Some 2,700 raids have been conducted since the attacks, with 360 people placed under house arrest across France, the AFP news agency reports.

Police have also arrested two people in northern France suspected of supplying weapons to one of the gunmen in earlier attacks on Paris, reports say.

They were taken in for questioning.

The 29-year-old man arrested on Tuesday was planning to travel to Syria, according to one French media report.

The Paris prosecutor’s office says the two people arrested in northern France were held on suspicion of helping to provide guns to Amedy Coulibaly, who attacked a kosher supermarket in January.

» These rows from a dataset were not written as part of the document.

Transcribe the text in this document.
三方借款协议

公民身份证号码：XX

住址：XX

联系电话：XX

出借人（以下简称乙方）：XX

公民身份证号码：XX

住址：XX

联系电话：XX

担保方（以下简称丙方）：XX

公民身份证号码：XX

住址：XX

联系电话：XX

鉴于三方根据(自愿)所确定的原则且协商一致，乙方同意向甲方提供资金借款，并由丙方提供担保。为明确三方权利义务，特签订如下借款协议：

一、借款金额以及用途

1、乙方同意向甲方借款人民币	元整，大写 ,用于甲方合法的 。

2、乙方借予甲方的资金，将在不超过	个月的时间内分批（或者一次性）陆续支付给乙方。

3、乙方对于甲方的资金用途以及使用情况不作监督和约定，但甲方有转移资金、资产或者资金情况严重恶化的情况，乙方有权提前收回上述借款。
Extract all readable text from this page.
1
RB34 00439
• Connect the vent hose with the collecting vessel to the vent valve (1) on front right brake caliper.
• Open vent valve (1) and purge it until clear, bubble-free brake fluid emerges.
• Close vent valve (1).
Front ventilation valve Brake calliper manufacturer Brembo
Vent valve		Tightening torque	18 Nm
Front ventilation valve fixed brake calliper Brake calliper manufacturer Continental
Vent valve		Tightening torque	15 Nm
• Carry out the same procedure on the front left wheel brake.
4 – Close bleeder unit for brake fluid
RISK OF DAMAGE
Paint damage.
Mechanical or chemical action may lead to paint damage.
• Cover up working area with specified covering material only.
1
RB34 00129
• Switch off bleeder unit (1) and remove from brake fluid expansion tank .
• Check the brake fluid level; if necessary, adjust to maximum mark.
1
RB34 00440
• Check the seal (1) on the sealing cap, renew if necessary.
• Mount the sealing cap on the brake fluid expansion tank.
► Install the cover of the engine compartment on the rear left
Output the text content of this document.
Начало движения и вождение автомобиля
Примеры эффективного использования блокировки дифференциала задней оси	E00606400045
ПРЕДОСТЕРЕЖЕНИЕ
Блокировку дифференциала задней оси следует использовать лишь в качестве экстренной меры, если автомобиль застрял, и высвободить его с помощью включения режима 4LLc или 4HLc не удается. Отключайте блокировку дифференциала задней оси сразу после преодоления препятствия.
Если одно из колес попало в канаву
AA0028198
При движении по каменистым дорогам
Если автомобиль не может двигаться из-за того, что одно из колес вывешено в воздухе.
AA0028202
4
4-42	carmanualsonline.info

The prosecutor’s office confirmed that the man arrested was Claude Hermant, who is known to have links to far-right groups, while the other is his partner.

Coulibaly killed four people inside the supermarket, and separately a policewoman, before dying in a shootout with police.

Meanwhile, a prominent Islamist preacher, Sven Lau, has been arrested in Moenchengladbach, western Germany, on suspicion of supporting a group linked to Islamic State militants, and recruiting fighters for it.

Lau – a convert to Islam – is known for a series of controversial initiatives, like setting up so-called sharia police controls, to enforce Islamic rules in the western city of Wuppertal.

The state interior minister for North Rhine-Westphalia, Ralf Jaeger, said the state authorities were trying to monitor hundreds of Islamists they believed were willing to use violence. He said Sven Lau played an important role in trying to radicalize people:

“He is one of the leading figures of the Salafist scene. He is someone who is trying to infect other young people with this extremism. He openly campaigns for terrorist organisations. That’s clearly dangerous because more and more people slip into this scene.”

Two independent eyewitnesses have told the BBC that they saw the ringleader of November’s Paris attacks, Abdelhamid Abaaoud, on the Greek island of Leros in October, placing him there at the same time as two Stade de France suicide bombers travelled through.

These sightings support French newspaper reports on Monday, quoting French and Moroccan security officials, who said this was highly likely.

It is known that the two Stade de France bombers arrived on Leros aboard smugglers’ boats on 3 October, then left for Athens with four other men, who have not been seen since.

A travel agent in Leros, who unwittingly sold the two bombers ferry tickets to Athens, says he is reasonably sure he also served Abaaoud, who stood out from hundreds of other migrants because he spoke French.

A trustee at the main island hospital also claims Abaaoud came to the hospital to be treated for a minor leg wound. He claims Abaaoud appeared nervous and suspicious, and offered a $110 bribe to jump the treatment queue.

Belgian and French officials say Abaaoud, a Belgian Islamist of Moroccan descent, organized November’s attacks which killed 130 people.

He was known to have been living in Athens in January this year, but fled to Syria after a failed attempt by Belgian police to catch him.